What we know is that we went into get_page_from_l1e(), the page was present and had valid flags, but that the mfn wasn't valid, so we went into 

    if ( unlikely(!mfn_valid(mfn)) ||
         unlikely(page_get_owner(page) == dom_io) )
    {
...
       d = dom_io;
    }

upstream doesn't set d to dom_io for this case any more, not sense c/s 16402, which is a patch for foreign access to iomem pages. Maybe we shouldn't either?

So the error message makes sense. The pfn = 555... is the initial value for pfns ("an obvious debug pattern" per the sources). Therefore an invalid mfn could see that for the pfn and also a domid of 32753.

The remaining question is why are the mfns invalid? That question also applies to the more sane looking messages posted at the top of the description.

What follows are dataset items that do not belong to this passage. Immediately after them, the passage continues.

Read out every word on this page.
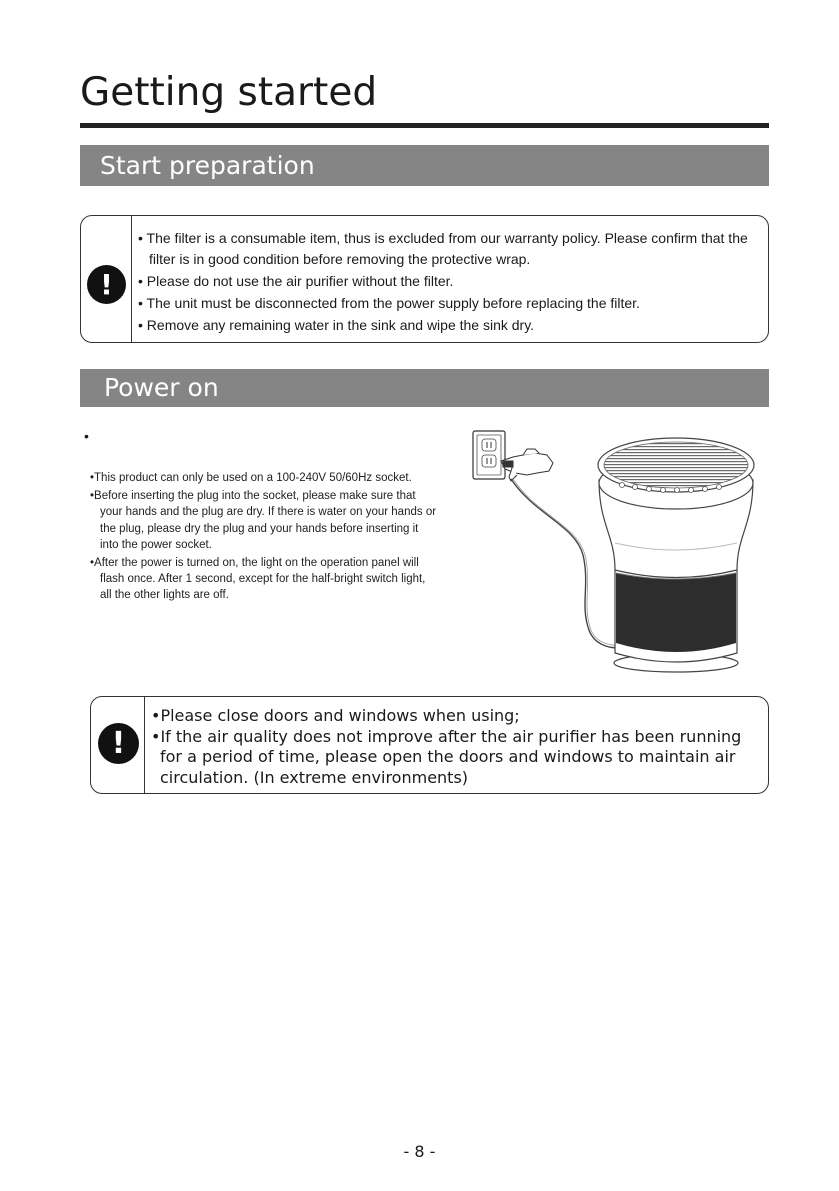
Getting started
Start preparation
!
• The filter is a consumable item, thus is excluded from our warranty policy. Please confirm that the filter is in good condition before removing the protective wrap.
• Please do not use the air purifier without the filter.
• The unit must be disconnected from the power supply before replacing the filter.
• Remove any remaining water in the sink and wipe the sink dry.
Power on
•
•This product can only be used on a 100-240V 50/60Hz socket.
•Before inserting the plug into the socket, please make sure that your hands and the plug are dry. If there is water on your hands or the plug, please dry the plug and your hands before inserting it into the power socket.
•After the power is turned on, the light on the operation panel will flash once. After 1 second, except for the half-bright switch light, all the other lights are off.
!
•Please close doors and windows when using;
•If the air quality does not improve after the air purifier has been running for a period of time, please open the doors and windows to maintain air circulation. (In extreme environments)
- 8 -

I assume that that is because during the live migration we pulled the rug out from under a process accessing particular mfns when moving it to another machine (with different mfns assigned to it). That can be tested by live migrating a VM that isn't doing anything, or by migrating a busy machine, but not live, and then checking that the logs are clean. Perhaps when Alberto attempted to reproduce he attempted to live migrate a VM that wasn't doing anything?

Without knowing the type of guest, or what exactly it was doing at the time of migration, then it's hard to say if these error messages indicate a problem with migration or if they can be safely ignored. My understanding is that they can usually be safely ignored, because the guest kernel will generally BUG if it isn't prepared to have a failed page update.

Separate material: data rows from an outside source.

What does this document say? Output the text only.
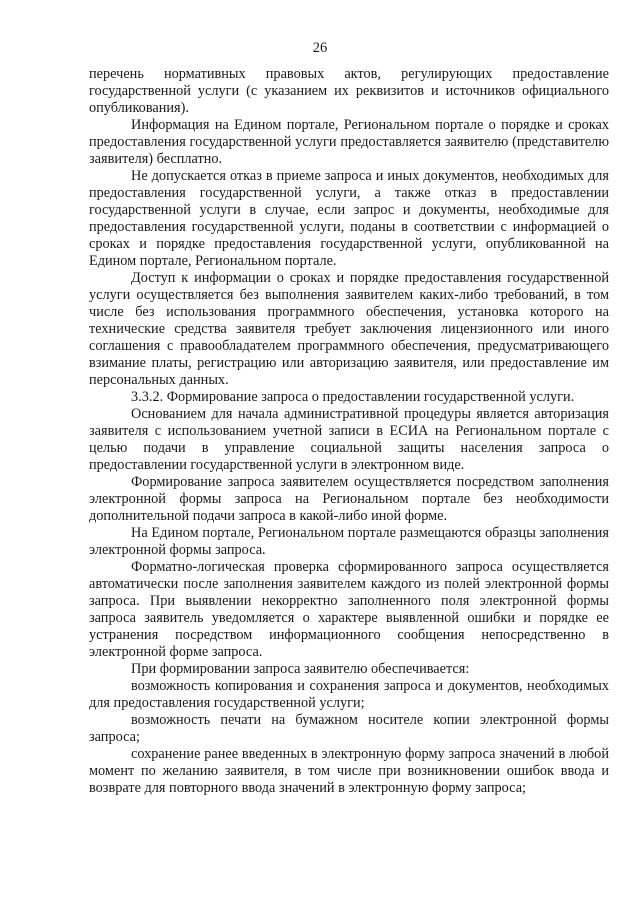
26

перечень нормативных правовых актов, регулирующих предоставление государственной услуги (с указанием их реквизитов и источников официального опубликования).

Информация на Едином портале, Региональном портале о порядке и сроках предоставления государственной услуги предоставляется заявителю (представителю заявителя) бесплатно.

Не допускается отказ в приеме запроса и иных документов, необходимых для предоставления государственной услуги, а также отказ в предоставлении государственной услуги в случае, если запрос и документы, необходимые для предоставления государственной услуги, поданы в соответствии с информацией о сроках и порядке предоставления государственной услуги, опубликованной на Едином портале, Региональном портале.

Доступ к информации о сроках и порядке предоставления государственной услуги осуществляется без выполнения заявителем каких-либо требований, в том числе без использования программного обеспечения, установка которого на технические средства заявителя требует заключения лицензионного или иного соглашения с правообладателем программного обеспечения, предусматривающего взимание платы, регистрацию или авторизацию заявителя, или предоставление им персональных данных.

3.3.2. Формирование запроса о предоставлении государственной услуги.

Основанием для начала административной процедуры является авторизация заявителя с использованием учетной записи в ЕСИА на Региональном портале с целью подачи в управление социальной защиты населения запроса о предоставлении государственной услуги в электронном виде.

Формирование запроса заявителем осуществляется посредством заполнения электронной формы запроса на Региональном портале без необходимости дополнительной подачи запроса в какой-либо иной форме.

На Едином портале, Региональном портале размещаются образцы заполнения электронной формы запроса.

Форматно-логическая проверка сформированного запроса осуществляется автоматически после заполнения заявителем каждого из полей электронной формы запроса. При выявлении некорректно заполненного поля электронной формы запроса заявитель уведомляется о характере выявленной ошибки и порядке ее устранения посредством информационного сообщения непосредственно в электронной форме запроса.

При формировании запроса заявителю обеспечивается:

возможность копирования и сохранения запроса и документов, необходимых для предоставления государственной услуги;

возможность печати на бумажном носителе копии электронной формы запроса;

сохранение ранее введенных в электронную форму запроса значений в любой момент по желанию заявителя, в том числе при возникновении ошибок ввода и возврате для повторного ввода значений в электронную форму запроса;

Comment 3 asilva 2010-12-17 12:40:41 UTC
Hello Drew,

The error is occurring without execute a live migration. 

We are not able to figure out why this error occurs even if there is no live migration or guest machines in this xen host. 

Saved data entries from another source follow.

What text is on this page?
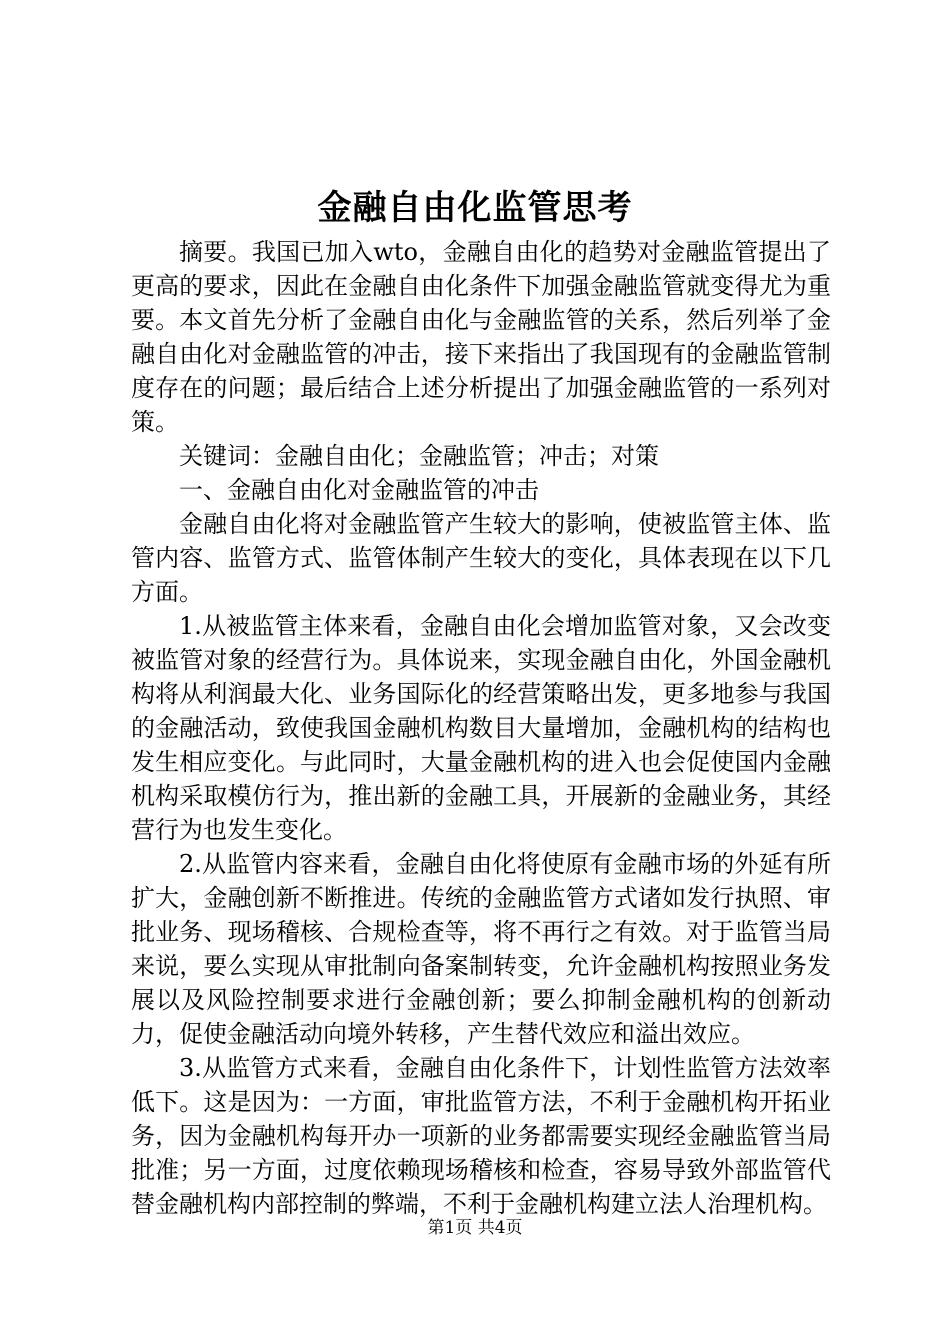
金融自由化监管思考

摘要。我国已加入wto，金融自由化的趋势对金融监管提出了更高的要求，因此在金融自由化条件下加强金融监管就变得尤为重要。本文首先分析了金融自由化与金融监管的关系，然后列举了金融自由化对金融监管的冲击，接下来指出了我国现有的金融监管制度存在的问题；最后结合上述分析提出了加强金融监管的一系列对策。

关键词：金融自由化；金融监管；冲击；对策

一、金融自由化对金融监管的冲击

金融自由化将对金融监管产生较大的影响，使被监管主体、监管内容、监管方式、监管体制产生较大的变化，具体表现在以下几方面。

1.从被监管主体来看，金融自由化会增加监管对象，又会改变被监管对象的经营行为。具体说来，实现金融自由化，外国金融机构将从利润最大化、业务国际化的经营策略出发，更多地参与我国的金融活动，致使我国金融机构数目大量增加，金融机构的结构也发生相应变化。与此同时，大量金融机构的进入也会促使国内金融机构采取模仿行为，推出新的金融工具，开展新的金融业务，其经营行为也发生变化。

2.从监管内容来看，金融自由化将使原有金融市场的外延有所扩大，金融创新不断推进。传统的金融监管方式诸如发行执照、审批业务、现场稽核、合规检查等，将不再行之有效。对于监管当局来说，要么实现从审批制向备案制转变，允许金融机构按照业务发展以及风险控制要求进行金融创新；要么抑制金融机构的创新动力，促使金融活动向境外转移，产生替代效应和溢出效应。

3.从监管方式来看，金融自由化条件下，计划性监管方法效率低下。这是因为：一方面，审批监管方法，不利于金融机构开拓业务，因为金融机构每开办一项新的业务都需要实现经金融监管当局批准；另一方面，过度依赖现场稽核和检查，容易导致外部监管代替金融机构内部控制的弊端，不利于金融机构建立法人治理机构。

第1页 共4页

I've attached the host sosreport, xen dmesg and xend-config.sxp. In xen dmesg you can see the error messages. 

> Perhaps when Alberto attempted to reproduce he attempted to live migrate a VM that wasn't doing anything?
A: Yes, my VM was idle during the test.

Cheers,
Alberto Silva

Comment 7 asilva 2010-12-17 13:23:40 UTC
There is a serial console configuration on Host...it can be related?

I did the tests using the same console configuration, but no errors. It may be specific to hardware.

Comment 10 Michal Novotny 2011-03-25 08:41:08 UTC
Alberto, I tried to get the machine to reproduce it but not luck. Do you have access to any machine to reproduce it now?

Thanks a lot!
Michal

Comment 14 Miroslav Rezanina 2011-05-02 10:00:49 UTC
As we have enough of information on this topic and it is about warning messages, closing this bz.